Nonetheless, the state remains the system’s biggest and most important single donor. In fact, the request to certify a cap by May was attached to $18.5 million in state funding. So though the UC has constitutional autonomy, the better to insulate it from political pressure, the Board of Regents is talking about restricting out-of-state students for the first time in UC history.

The plan under discussion – to admit no more than one nonresident for every four Californian students, and to freeze current caps at UCLA, UC San Diego and UC Berkeley, where out-of-staters are roughly 23 percent to 24 percent of enrollment – is so reasonable, it’s surprising the regents haven’t passed it already. Systemwide, nonresident enrollment, now 16.5 percent of students, would be capped at 20 percent.

The limit is lower than average for public universities nationally, some of which are more than 50 percent nonresident students. It acknowledges the importance of a diverse geographic mix to young people who will graduate into a global workplace.

It also takes into account the critical need for another big revenue source, out-of-state tuition. Nonresidents at UC pay $27,000 a year over and above the in-state tuition; that money subsidizes financial aid, faculty salaries and other services.

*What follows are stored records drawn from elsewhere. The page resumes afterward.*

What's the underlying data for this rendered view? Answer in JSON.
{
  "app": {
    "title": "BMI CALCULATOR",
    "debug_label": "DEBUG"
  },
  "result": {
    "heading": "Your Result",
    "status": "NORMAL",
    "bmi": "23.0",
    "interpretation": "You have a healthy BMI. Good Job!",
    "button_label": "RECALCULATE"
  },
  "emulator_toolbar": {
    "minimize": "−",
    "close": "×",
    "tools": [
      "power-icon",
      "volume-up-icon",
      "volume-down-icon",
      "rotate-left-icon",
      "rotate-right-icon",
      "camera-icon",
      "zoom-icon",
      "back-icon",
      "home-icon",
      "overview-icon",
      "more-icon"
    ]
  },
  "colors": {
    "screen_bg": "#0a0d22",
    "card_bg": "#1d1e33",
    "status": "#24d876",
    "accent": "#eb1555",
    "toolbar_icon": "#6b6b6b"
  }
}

California high school seniors may see out-of-state admissions as an infringement on their birthright. That anxiety translates into political pressure, and some lawmakers want an all-out freeze on out-of-state enrollment. But it’s not a zero sum game.

UC Berkeley is strapped; its brand depends on that money. UC Merced has scarcely any non-Californians; it needs to offer more than a blue-state bubble. But most of all, in an era of resistance against “America First” thinking, it’s hypocritical to scapegoat outsiders in our halls of higher education. Regents should pass this cap, and lawmakers should declare victory and move on. We have bigger battles to fight.